In one refinement of the present invention, the shaft for the sensing roller and the feeler lever can preferably be fastened to the housing of the printer pin guide component. Thus there would be only a single axis of rotation for both the sensing roller and for the feeler lever.
In accordance with an additional feature of the present invention, the print head and the connected print head carriage can preferably be mounted so that they can move in the printing line direction along the carriage guide, which carriage guide can preferably be moved toward and away from the bed plate. In such a configuration, the rocker arm, with a lever arm, can preferably be coupled as the drive. On account of the rocker arm, it is possible to achieve the desired translation ratios for movement of the print head, and thus it is possible to achieve a response to a faster or slower adjustment to attain the correct distance.
The present invention also proposes that the drive for the rocker arm preferably consists of a servo-drive, and that the servo-drive preferably consists of a stepper motor whose motor pinion drives an intermediate transmission. At the output of the intermediate transmission there is preferably a cam, against which the lever end of the rocker arm is in contact under the force of a tension spring. According to this proposal, the print head can be moved either closer to, or farther away from the printing surface exclusively on the basis of control signals provided to the servo-drive.
In one configuration of the present invention, the rocker arm preferably comprises pairs of rocker arms mounted on a rigid axis so that they can rotate. The rocker arm tension springs are also preferably arranged in pairs, and the servo-drive and/or the intermediate transmissions are preferably equipped with shaft ends, or output shafts having a common axis. The result is an absolutely parallel adjustment of the print head in relation to the printing bed plate.
In an additional configuration of the present invention, the rocker arms are preferably mounted by means of pivot pins in the side wall of the printer and/or in the carriage guide. In this configuration, there are preferably slots in the printer side walls for receipt of the pivot pins. Thus, the carriage guide can be moved parallel to the side walls of the printer.
An additional proposal for the improvement according to the present invention is that the sensor consists of sensing elements which can be located either: between the printer side wall and the movable carriage guide; or between the rocker arm and the stationary printer side wall; or between the rear side of the carriage guide and a part of the printer fastened to the frame.
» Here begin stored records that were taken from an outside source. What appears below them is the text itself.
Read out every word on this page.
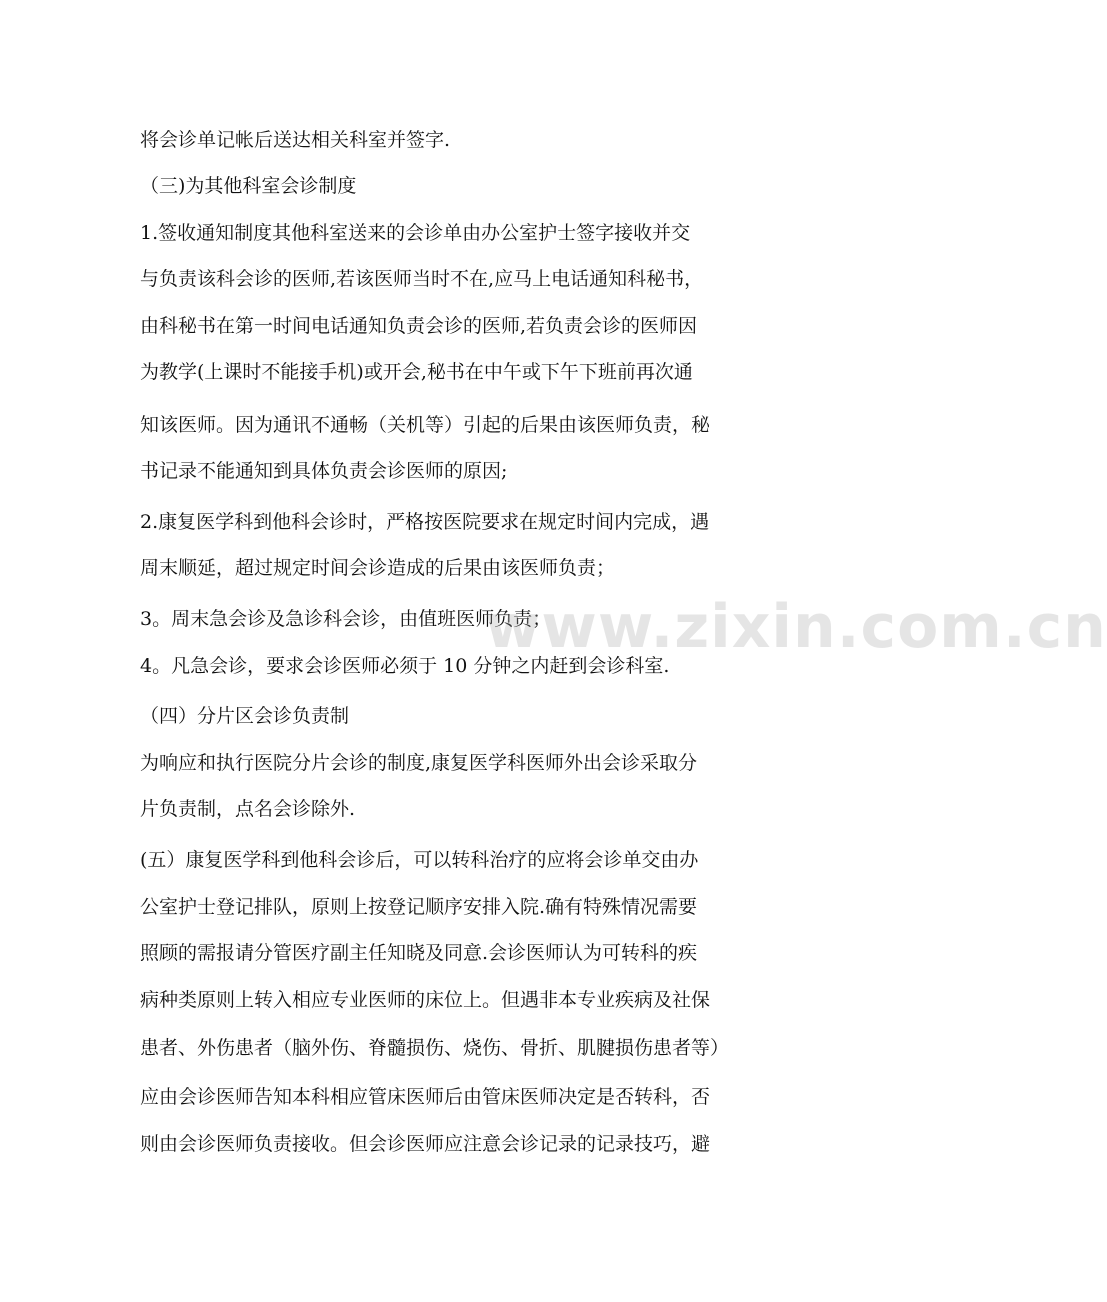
将会诊单记帐后送达相关科室并签字.
（三)为其他科室会诊制度
1.签收通知制度其他科室送来的会诊单由办公室护士签字接收并交
与负责该科会诊的医师,若该医师当时不在,应马上电话通知科秘书，
由科秘书在第一时间电话通知负责会诊的医师,若负责会诊的医师因
为教学(上课时不能接手机)或开会,秘书在中午或下午下班前再次通
知该医师。因为通讯不通畅（关机等）引起的后果由该医师负责，秘
书记录不能通知到具体负责会诊医师的原因;
2.康复医学科到他科会诊时，严格按医院要求在规定时间内完成，遇
周末顺延，超过规定时间会诊造成的后果由该医师负责；
3。周末急会诊及急诊科会诊，由值班医师负责；
4。凡急会诊，要求会诊医师必须于 10 分钟之内赶到会诊科室.
（四）分片区会诊负责制
为响应和执行医院分片会诊的制度,康复医学科医师外出会诊采取分
片负责制，点名会诊除外.
(五）康复医学科到他科会诊后，可以转科治疗的应将会诊单交由办
公室护士登记排队，原则上按登记顺序安排入院.确有特殊情况需要
照顾的需报请分管医疗副主任知晓及同意.会诊医师认为可转科的疾
病种类原则上转入相应专业医师的床位上。但遇非本专业疾病及社保
患者、外伤患者（脑外伤、脊髓损伤、烧伤、骨折、肌腱损伤患者等）
应由会诊医师告知本科相应管床医师后由管床医师决定是否转科，否
则由会诊医师负责接收。但会诊医师应注意会诊记录的记录技巧，避
www.zixin.com.cn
Advantageously, the location point for the sensor can be where the greatest possible movement or movement translation takes place, thereby providing for the greatest amount of sensitivity to any movement which occurs.
An additional advantage of the present invention is that the measurement skid, on the side facing away from the sensing roller, can preferably have a bevelled contact surface for moving over charts of significantly different thickness. This bevelled contact surface can be advantageous with regard to relatively thick books, to thus allow the bevelled surface to pass easily over the edges of the thick books.
Another additional feature of the present invention is that the print head, the print carriage, the carriage guide with its pairs of guide rollers, and the rocker arms preferably form a single movable unit. One advantage of such a configuration is that there can essentially be no adverse effect on the other printer functions, so that relatively all printing systems can properly accommodate the distance adjustment apparatus according to the present invention.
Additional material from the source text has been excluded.